Decision Trees

Download the datafile iris.data from the UCI Machine Learning Repository. This has five attributes with 150 instances. The last column of the data is a categorical attribute for the type of Iris flower.

The goal of this part is to write a script to compute the decision tree for an input dataset. You can assume that all attributes are numeric, except for the last attribute which is the class.

You should use the Information Gain based on Entropy for computing the best split value for each attribute. For the stopping criteria at a node, stop if the purity is at least 95% or stop if the node size is five or lower.

Note that the best way to implement the splits for numeric attributes is to sort the values of that attribute from smallest to largest. Then you can use the mid-point between two distinct (consecutive) values as the split test of the form \(A \le v\). You can then update the class frequencies on both sides of the split and compute the split entropy for each decision. After comparing with the entropy for the node, you can find the best split for the current attribute. Now repeat the whole process for each numeric attribute at that node, and choose the best split over all attributes.
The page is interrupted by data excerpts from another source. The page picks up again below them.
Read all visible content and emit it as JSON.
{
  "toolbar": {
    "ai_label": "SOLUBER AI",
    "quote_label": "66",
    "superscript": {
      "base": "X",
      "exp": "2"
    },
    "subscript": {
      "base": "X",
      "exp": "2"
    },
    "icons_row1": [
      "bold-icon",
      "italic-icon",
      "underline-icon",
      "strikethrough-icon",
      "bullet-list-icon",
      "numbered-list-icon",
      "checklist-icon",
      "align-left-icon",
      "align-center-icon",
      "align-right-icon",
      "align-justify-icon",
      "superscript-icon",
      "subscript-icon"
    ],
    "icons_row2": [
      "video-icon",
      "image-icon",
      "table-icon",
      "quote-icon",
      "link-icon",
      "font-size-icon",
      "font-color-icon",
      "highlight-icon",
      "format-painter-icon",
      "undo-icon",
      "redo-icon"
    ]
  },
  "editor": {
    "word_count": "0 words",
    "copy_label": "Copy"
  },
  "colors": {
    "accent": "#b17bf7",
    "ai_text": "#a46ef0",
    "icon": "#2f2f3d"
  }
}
Finally, split the data according to the best split, and repeat the whole method recursively, until the stopping conditions are met.

Your script should output the final decision tree using the format described below. For example, for toy data below:

Age

CarType

Risk

25

1

L

20

3

H

25

1

L

45

2

H

20

1

H

25

2

H

The decision tree should be printed in the following format:

Decision: Car <= 1.5 , Gain= 0.4591479
    Decision: Age <= 22.5 , Gain= 0.9182958
        Leaf: label= H purity= 1 size= 1
        Leaf: label= L purity= 1 size= 2
    Leaf: label= H purity= 1 size= 3

Note that each internal node, print the decision followed by the Information Gain, and for each leaf, print the majority label, purity of the leaf, and the size. The indentation indicates the tree level. All nodes at the same level of indentation (tabs) are at the same level in the tree. For the tree above, \(Car <= 1.5\) is the root decision. Its left child is \(Age <= 22.5\), and its right child is a leaf. Also, for \(Age \le 22.5\) its left and right children appear immediately below it.

Test your program on the iris dataset.